STZRZF reduces the M-by-N ( M<=N ) real upper trapezoidal matrix A


 to upper triangular form by means of orthogonal transformations.


 The upper trapezoidal matrix A is factored as


    A = ( R  0 ) * Z,


 where Z is an N-by-N orthogonal matrix and R is an M-by-M upper


 triangular matrix.

M

          M is INTEGER


          The number of rows of the matrix A.  M >= 0.

N

          N is INTEGER


          The number of columns of the matrix A.  N >= M.

A

          A is REAL array, dimension (LDA,N)


          On entry, the leading M-by-N upper trapezoidal part of the


          array A must contain the matrix to be factorized.


          On exit, the leading M-by-M upper triangular part of A


          contains the upper triangular matrix R, and elements M+1 to


          N of the first M rows of A, with the array TAU, represent the


          orthogonal matrix Z as a product of M elementary reflectors.

LDA

          LDA is INTEGER


          The leading dimension of the array A.  LDA >= max(1,M).

TAU

          TAU is REAL array, dimension (M)


          The scalar factors of the elementary reflectors.

WORK

          WORK is REAL array, dimension (MAX(1,LWORK))
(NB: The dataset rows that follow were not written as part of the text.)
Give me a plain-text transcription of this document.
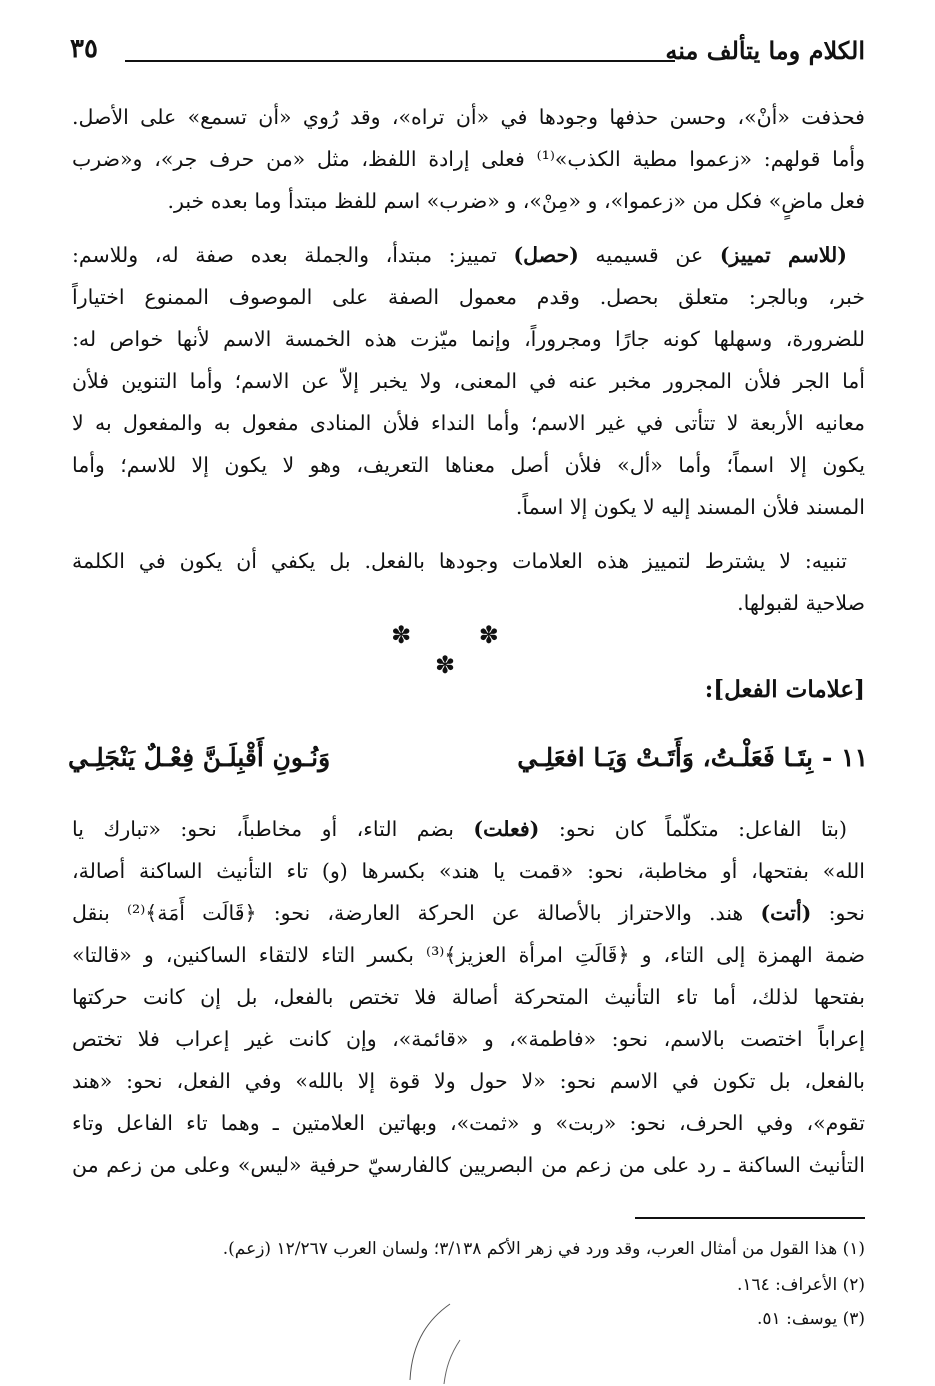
الكلام وما يتألف منه
٣٥
فحذفت «أنْ»، وحسن حذفها وجودها في «أن تراه»، وقد رُوي «أن تسمع» على الأصل.
وأما قولهم: «زعموا مطية الكذب»⁽¹⁾ فعلى إرادة اللفظ، مثل «من حرف جر»، و«ضرب
فعل ماضٍ» فكل من «زعموا»، و «مِنْ»، و «ضرب» اسم للفظ مبتدأ وما بعده خبر.
(للاسم تمييز) عن قسيميه (حصل) تمييز: مبتدأ، والجملة بعده صفة له، وللاسم:
خبر، وبالجر: متعلق بحصل. وقدم معمول الصفة على الموصوف الممنوع اختياراً
للضرورة، وسهلها كونه جارًا ومجروراً، وإنما ميّزت هذه الخمسة الاسم لأنها خواص له:
أما الجر فلأن المجرور مخبر عنه في المعنى، ولا يخبر إلاّ عن الاسم؛ وأما التنوين فلأن
معانيه الأربعة لا تتأتى في غير الاسم؛ وأما النداء فلأن المنادى مفعول به والمفعول به لا
يكون إلا اسماً؛ وأما «أل» فلأن أصل معناها التعريف، وهو لا يكون إلا للاسم؛ وأما
المسند فلأن المسند إليه لا يكون إلا اسماً.
تنبيه: لا يشترط لتمييز هذه العلامات وجودها بالفعل. بل يكفي أن يكون في الكلمة
صلاحية لقبولها.
✽ ✽ ✽
[علامات الفعل]:
١١ -
بِتَـا فَعَلْـتُ، وَأَتَـتْ وَيَـا افعَلِـي
وَنُـونِ أَقْبِلَـنَّ فِعْـلٌ يَنْجَلِـي
(بتا الفاعل: متكلّماً كان نحو: (فعلت) بضم التاء، أو مخاطباً، نحو: «تبارك يا
الله» بفتحها، أو مخاطبة، نحو: «قمت يا هند» بكسرها (و) تاء التأنيث الساكنة أصالة،
نحو: (أتت) هند. والاحتراز بالأصالة عن الحركة العارضة، نحو: ﴿قَالَت أَمَة﴾⁽²⁾ بنقل
ضمة الهمزة إلى التاء، و ﴿قَالَتِ امرأة العزيز﴾⁽³⁾ بكسر التاء لالتقاء الساكنين، و «قالتا»
بفتحها لذلك، أما تاء التأنيث المتحركة أصالة فلا تختص بالفعل، بل إن كانت حركتها
إعراباً اختصت بالاسم، نحو: «فاطمة»، و «قائمة»، وإن كانت غير إعراب فلا تختص
بالفعل، بل تكون في الاسم نحو: «لا حول ولا قوة إلا بالله» وفي الفعل، نحو: «هند
تقوم»، وفي الحرف، نحو: «ربت» و «ثمت»، وبهاتين العلامتين ـ وهما تاء الفاعل وتاء
التأنيث الساكنة ـ رد على من زعم من البصريين كالفارسيّ حرفية «ليس» وعلى من زعم من
(١) هذا القول من أمثال العرب، وقد ورد في زهر الأكم ٣/١٣٨؛ ولسان العرب ١٢/٢٦٧ (زعم).
(٢) الأعراف: ١٦٤.
(٣) يوسف: ٥١.
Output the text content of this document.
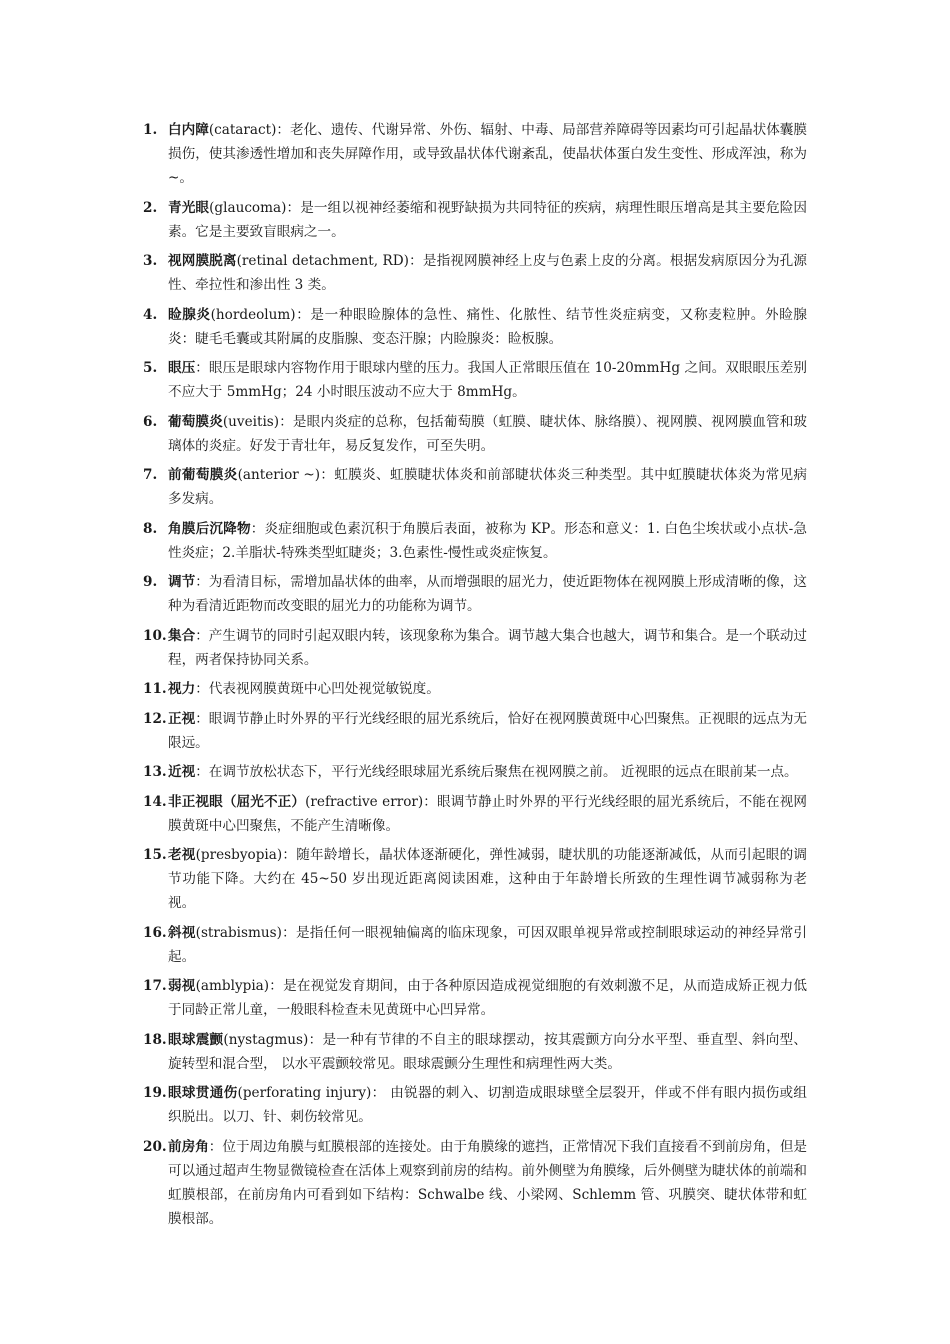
1. 白内障(cataract)：老化、遗传、代谢异常、外伤、辐射、中毒、局部营养障碍等因素均可引起晶状体囊膜损伤，使其渗透性增加和丧失屏障作用，或导致晶状体代谢紊乱，使晶状体蛋白发生变性、形成浑浊，称为~。

2. 青光眼(glaucoma)：是一组以视神经萎缩和视野缺损为共同特征的疾病，病理性眼压增高是其主要危险因素。它是主要致盲眼病之一。

3. 视网膜脱离(retinal detachment, RD)：是指视网膜神经上皮与色素上皮的分离。根据发病原因分为孔源性、牵拉性和渗出性 3 类。

4. 睑腺炎(hordeolum)：是一种眼睑腺体的急性、痛性、化脓性、结节性炎症病变，又称麦粒肿。外睑腺炎：睫毛毛囊或其附属的皮脂腺、变态汗腺；内睑腺炎：睑板腺。

5. 眼压：眼压是眼球内容物作用于眼球内壁的压力。我国人正常眼压值在 10-20mmHg 之间。双眼眼压差别不应大于 5mmHg；24 小时眼压波动不应大于 8mmHg。

6. 葡萄膜炎(uveitis)：是眼内炎症的总称，包括葡萄膜（虹膜、睫状体、脉络膜）、视网膜、视网膜血管和玻璃体的炎症。好发于青壮年，易反复发作，可至失明。

7. 前葡萄膜炎(anterior ~)：虹膜炎、虹膜睫状体炎和前部睫状体炎三种类型。其中虹膜睫状体炎为常见病多发病。

8. 角膜后沉降物：炎症细胞或色素沉积于角膜后表面，被称为 KP。形态和意义：1. 白色尘埃状或小点状-急性炎症；2.羊脂状-特殊类型虹睫炎；3.色素性-慢性或炎症恢复。

9. 调节：为看清目标，需增加晶状体的曲率，从而增强眼的屈光力，使近距物体在视网膜上形成清晰的像，这种为看清近距物而改变眼的屈光力的功能称为调节。

10. 集合：产生调节的同时引起双眼内转，该现象称为集合。调节越大集合也越大，调节和集合。是一个联动过程，两者保持协同关系。

11. 视力：代表视网膜黄斑中心凹处视觉敏锐度。

12. 正视：眼调节静止时外界的平行光线经眼的屈光系统后，恰好在视网膜黄斑中心凹聚焦。正视眼的远点为无限远。

13. 近视：在调节放松状态下，平行光线经眼球屈光系统后聚焦在视网膜之前。 近视眼的远点在眼前某一点。

14. 非正视眼（屈光不正）(refractive error)：眼调节静止时外界的平行光线经眼的屈光系统后，不能在视网膜黄斑中心凹聚焦，不能产生清晰像。

15. 老视(presbyopia)：随年龄增长，晶状体逐渐硬化，弹性减弱，睫状肌的功能逐渐减低，从而引起眼的调节功能下降。大约在 45~50 岁出现近距离阅读困难，这种由于年龄增长所致的生理性调节减弱称为老视。

16. 斜视(strabismus)：是指任何一眼视轴偏离的临床现象，可因双眼单视异常或控制眼球运动的神经异常引起。

17. 弱视(amblypia)：是在视觉发育期间，由于各种原因造成视觉细胞的有效刺激不足，从而造成矫正视力低于同龄正常儿童，一般眼科检查未见黄斑中心凹异常。

18. 眼球震颤(nystagmus)：是一种有节律的不自主的眼球摆动，按其震颤方向分水平型、垂直型、斜向型、旋转型和混合型， 以水平震颤较常见。眼球震颤分生理性和病理性两大类。

19. 眼球贯通伤(perforating injury)： 由锐器的刺入、切割造成眼球壁全层裂开，伴或不伴有眼内损伤或组织脱出。以刀、针、刺伤较常见。

20. 前房角：位于周边角膜与虹膜根部的连接处。由于角膜缘的遮挡，正常情况下我们直接看不到前房角，但是可以通过超声生物显微镜检查在活体上观察到前房的结构。前外侧壁为角膜缘，后外侧壁为睫状体的前端和虹膜根部，在前房角内可看到如下结构：Schwalbe 线、小梁网、Schlemm 管、巩膜突、睫状体带和虹膜根部。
          On exit, if INFO = 0, WORK(1) returns the optimal LWORK.

LWORK

          LWORK is INTEGER


          The dimension of the array WORK.  LWORK >= max(1,M).


          For optimum performance LWORK >= M*NB, where NB is


          the optimal blocksize.


          If LWORK = -1, then a workspace query is assumed; the routine


          only calculates the optimal size of the WORK array, returns


          this value as the first entry of the WORK array, and no error


          message related to LWORK is issued by XERBLA.

INFO

          INFO is INTEGER


          = 0:  successful exit


          < 0:  if INFO = -i, the i-th argument had an illegal value

Univ. of Tennessee

Univ. of California Berkeley

Univ. of Colorado Denver

NAG Ltd.

April 2012

A. Petitet, Computer Science Dept., Univ. of Tenn., Knoxville, USA

  The N-by-N matrix Z can be computed by


     Z =  Z(1)*Z(2)* ... *Z(M)


  where each N-by-N Z(k) is given by


     Z(k) = I - tau(k)*v(k)*v(k)**T


  with v(k) is the kth row vector of the M-by-N matrix


     V = ( I   A(:,M+1:N) )


  I is the M-by-M identity matrix, A(:,M+1:N)


  is the output stored in A on exit from DTZRZF,


  and tau(k) is the kth element of the array TAU.